Presented by

  • Emmanuele Bassi

    Emmanuele Bassi
    @ebassi
    https://www.bassi.io

    Emmanuele has been working on GTK and GNOME for over 15 years, both as a volunteer and on commercial products based on GNOME technologies like Maemo on Nokia hardware; Moblin/MeeGo, on Intel hardware; and Endless OS, on Intel and ARM. He also worked for the GNOME Foundation as the resident GTK developer, in order to release GTK 4, the newest major version of the GTK toolkit. When not busy contributing to free and open source software, Emmanuele enjoys reading science fiction; watching slice-of-life anime; building Gundam plastic models; and exploring interesting places to eat along with his wife.

Abstract

In December 2020 the GTK project released the new major version of the toolkit after more than four years of work, and 9 years after the previous major API version. This was a major milestone in the history of the project, but it doesn't mean work has stopped.

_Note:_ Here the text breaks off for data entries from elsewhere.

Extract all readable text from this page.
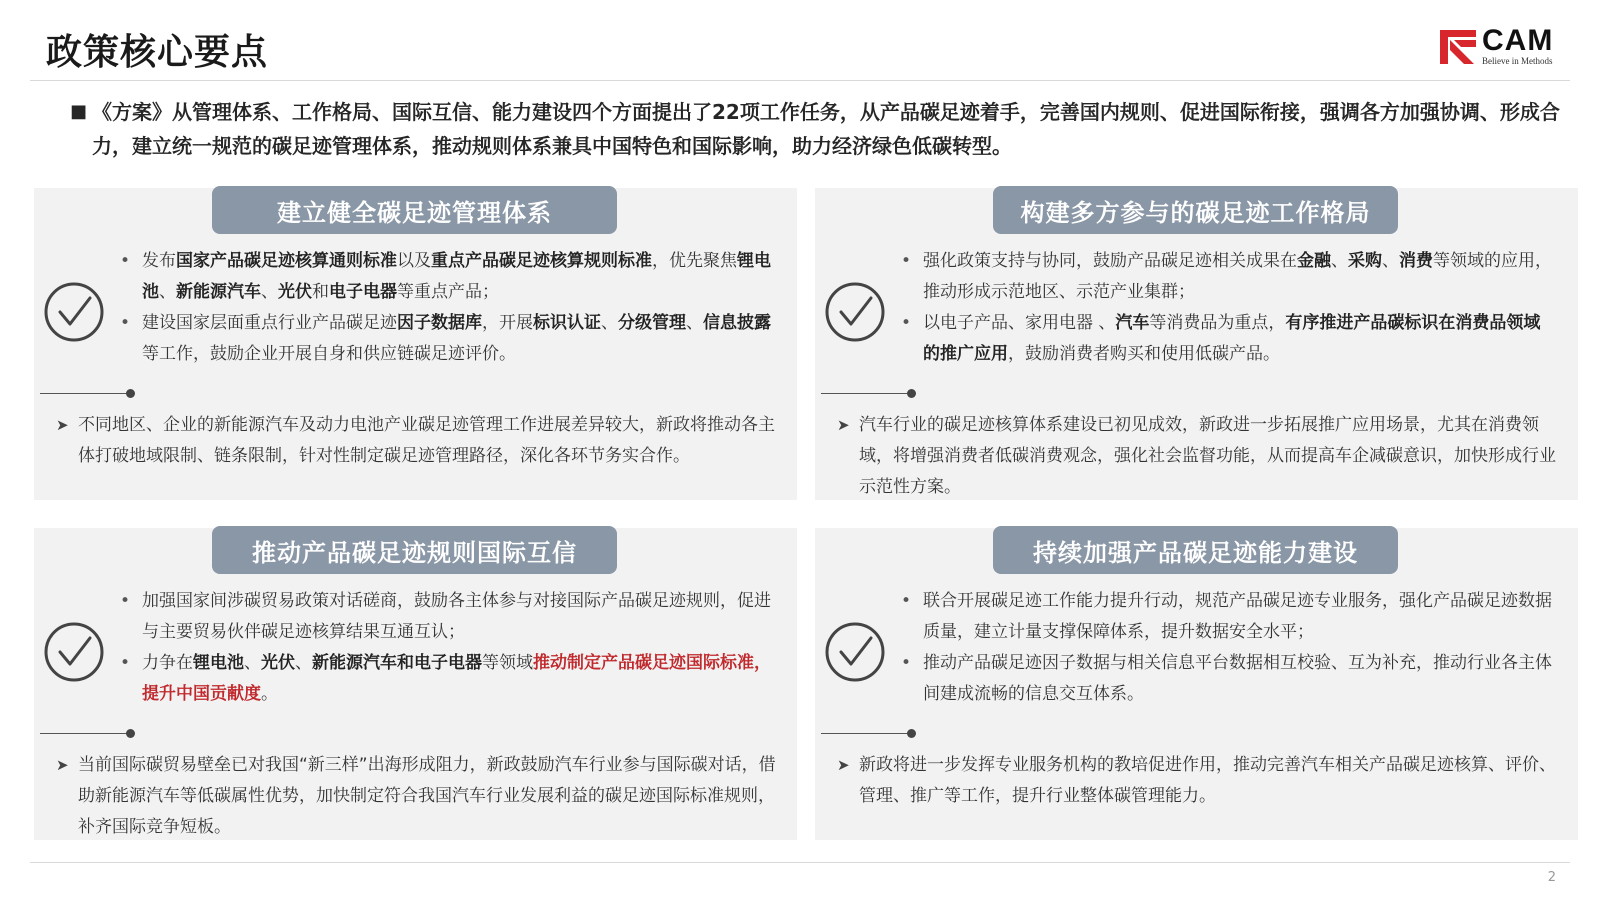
政策核心要点	CAM
Believe in Methods
■ 《方案》从管理体系、工作格局、国际互信、能力建设四个方面提出了22项工作任务，从产品碳足迹着手，完善国内规则、促进国际衔接，强调各方加强协调、形成合力，建立统一规范的碳足迹管理体系，推动规则体系兼具中国特色和国际影响，助力经济绿色低碳转型。
建立健全碳足迹管理体系
• 发布国家产品碳足迹核算通则标准以及重点产品碳足迹核算规则标准，优先聚焦锂电池、新能源汽车、光伏和电子电器等重点产品；
• 建设国家层面重点行业产品碳足迹因子数据库，开展标识认证、分级管理、信息披露等工作，鼓励企业开展自身和供应链碳足迹评价。
➤ 不同地区、企业的新能源汽车及动力电池产业碳足迹管理工作进展差异较大，新政将推动各主体打破地域限制、链条限制，针对性制定碳足迹管理路径，深化各环节务实合作。
构建多方参与的碳足迹工作格局
• 强化政策支持与协同，鼓励产品碳足迹相关成果在金融、采购、消费等领域的应用，推动形成示范地区、示范产业集群；
• 以电子产品、家用电器 、汽车等消费品为重点，有序推进产品碳标识在消费品领域的推广应用，鼓励消费者购买和使用低碳产品。
➤ 汽车行业的碳足迹核算体系建设已初见成效，新政进一步拓展推广应用场景，尤其在消费领域，将增强消费者低碳消费观念，强化社会监督功能，从而提高车企减碳意识，加快形成行业示范性方案。
推动产品碳足迹规则国际互信
• 加强国家间涉碳贸易政策对话磋商，鼓励各主体参与对接国际产品碳足迹规则，促进与主要贸易伙伴碳足迹核算结果互通互认；
• 力争在锂电池、光伏、新能源汽车和电子电器等领域推动制定产品碳足迹国际标准，提升中国贡献度。
➤ 当前国际碳贸易壁垒已对我国“新三样”出海形成阻力，新政鼓励汽车行业参与国际碳对话，借助新能源汽车等低碳属性优势，加快制定符合我国汽车行业发展利益的碳足迹国际标准规则，补齐国际竞争短板。
持续加强产品碳足迹能力建设
• 联合开展碳足迹工作能力提升行动，规范产品碳足迹专业服务，强化产品碳足迹数据质量，建立计量支撑保障体系，提升数据安全水平；
• 推动产品碳足迹因子数据与相关信息平台数据相互校验、互为补充，推动行业各主体间建成流畅的信息交互体系。
➤ 新政将进一步发挥专业服务机构的教培促进作用，推动完善汽车相关产品碳足迹核算、评价、管理、推广等工作，提升行业整体碳管理能力。
2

In the past year, GTK developers made two additional minor releases, including: a whole new and improved GL-based renderer; a whole set of additional CSS properties to affect how UI elements can draw their content; new visual cues for entering text on non-English keyboard layouts; and a completely revamped documentation stack that tries to bridge the distance between the underlying C API and the various languages that can be used to write GTK applications. In this presentation we're going to catch up with the current state of GTK 4, and where we're going in the future.